Laufende Forschungsschwerpunkte: Bestand 1049 im Historischen Archiv Köln (Sommer 2026); Schönstein Urkunden Nr. 2715 (Landesarchiv NRW Westfalen); Dyck02 Nr. 216 (Vereinigte Adelsarchive im Rheinland, Brauweiler); Pellmann-Digitalisierung (ULB Düsseldorf). Forschungsreise nach Köln, Willich, Rommerskirchen und Sprockhövel: Juni/Juli 2026.
Florian Baptist Gypser — direkter Nachfahre der Familie von Hertmanni in der 14. Generation — lebt seit 2004 in Bangkok, wo er mehrere Unternehmen führt, darunter ein Lederwarenhaus im Chinatown-Viertel Songwat.

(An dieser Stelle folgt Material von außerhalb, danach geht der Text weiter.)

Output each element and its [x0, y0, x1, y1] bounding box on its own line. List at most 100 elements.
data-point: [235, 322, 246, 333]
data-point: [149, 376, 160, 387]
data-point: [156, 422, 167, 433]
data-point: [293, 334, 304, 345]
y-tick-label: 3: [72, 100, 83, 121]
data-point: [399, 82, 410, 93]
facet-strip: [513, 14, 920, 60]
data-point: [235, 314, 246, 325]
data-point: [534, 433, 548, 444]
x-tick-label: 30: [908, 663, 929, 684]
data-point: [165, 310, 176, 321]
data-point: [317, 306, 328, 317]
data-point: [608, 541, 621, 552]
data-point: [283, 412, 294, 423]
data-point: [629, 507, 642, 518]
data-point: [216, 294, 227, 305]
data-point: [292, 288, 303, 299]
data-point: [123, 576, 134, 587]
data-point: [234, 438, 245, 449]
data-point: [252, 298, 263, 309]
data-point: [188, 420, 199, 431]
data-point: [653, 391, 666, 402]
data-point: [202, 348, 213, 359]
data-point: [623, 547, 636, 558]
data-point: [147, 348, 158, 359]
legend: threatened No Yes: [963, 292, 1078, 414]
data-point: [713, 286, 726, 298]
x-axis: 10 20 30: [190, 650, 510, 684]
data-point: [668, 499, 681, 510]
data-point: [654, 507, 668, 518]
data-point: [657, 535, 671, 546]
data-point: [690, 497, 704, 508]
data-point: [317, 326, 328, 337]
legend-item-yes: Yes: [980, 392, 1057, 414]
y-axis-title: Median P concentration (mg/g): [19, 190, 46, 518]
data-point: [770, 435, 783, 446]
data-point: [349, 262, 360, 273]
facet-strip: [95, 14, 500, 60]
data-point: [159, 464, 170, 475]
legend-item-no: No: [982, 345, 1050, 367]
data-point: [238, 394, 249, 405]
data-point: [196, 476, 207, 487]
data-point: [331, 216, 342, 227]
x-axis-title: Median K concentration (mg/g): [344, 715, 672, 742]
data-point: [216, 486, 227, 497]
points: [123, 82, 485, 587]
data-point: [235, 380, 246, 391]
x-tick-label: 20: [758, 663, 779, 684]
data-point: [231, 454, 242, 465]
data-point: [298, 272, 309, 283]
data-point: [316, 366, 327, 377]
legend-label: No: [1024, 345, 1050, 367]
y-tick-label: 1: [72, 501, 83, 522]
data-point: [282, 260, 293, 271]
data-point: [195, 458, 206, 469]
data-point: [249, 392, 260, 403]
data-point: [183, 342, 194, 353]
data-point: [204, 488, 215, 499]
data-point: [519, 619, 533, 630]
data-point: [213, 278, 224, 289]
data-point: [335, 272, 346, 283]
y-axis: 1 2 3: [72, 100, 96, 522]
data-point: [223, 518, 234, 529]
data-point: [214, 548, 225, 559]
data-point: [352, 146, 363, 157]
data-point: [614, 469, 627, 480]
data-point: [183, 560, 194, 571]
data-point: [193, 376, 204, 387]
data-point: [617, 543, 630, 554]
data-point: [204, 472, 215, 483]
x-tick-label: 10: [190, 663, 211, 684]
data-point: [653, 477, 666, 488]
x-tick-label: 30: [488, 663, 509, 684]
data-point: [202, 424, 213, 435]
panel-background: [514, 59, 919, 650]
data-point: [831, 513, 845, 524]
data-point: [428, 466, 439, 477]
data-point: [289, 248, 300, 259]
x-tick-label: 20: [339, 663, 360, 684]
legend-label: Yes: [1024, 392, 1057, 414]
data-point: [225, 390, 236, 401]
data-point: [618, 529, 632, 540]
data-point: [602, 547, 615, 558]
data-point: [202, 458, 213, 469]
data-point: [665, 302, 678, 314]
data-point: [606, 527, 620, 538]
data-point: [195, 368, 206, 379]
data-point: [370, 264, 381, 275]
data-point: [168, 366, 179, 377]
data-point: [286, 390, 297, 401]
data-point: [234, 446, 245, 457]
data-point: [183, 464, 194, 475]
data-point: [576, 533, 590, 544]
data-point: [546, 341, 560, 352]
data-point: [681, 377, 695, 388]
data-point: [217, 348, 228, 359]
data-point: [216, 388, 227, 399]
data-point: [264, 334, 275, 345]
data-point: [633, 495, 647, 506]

Seine Großmutter Ingeborg Obergethmann (Wien, 17. September 1927 — Bangkok, 27. Dezember 2021) liebte Thailand so wie er. Sie verbrachte ihre letzten Jahre in Bangkok und starb dort — in derselben Stadt, von der aus die Familienforschung heute betrieben wird.
Der Kreis schließt sich: von einem Kölner Ratsherrn 1613 bis Bangkok 2026. Vierzehn Generationen, ein Buch.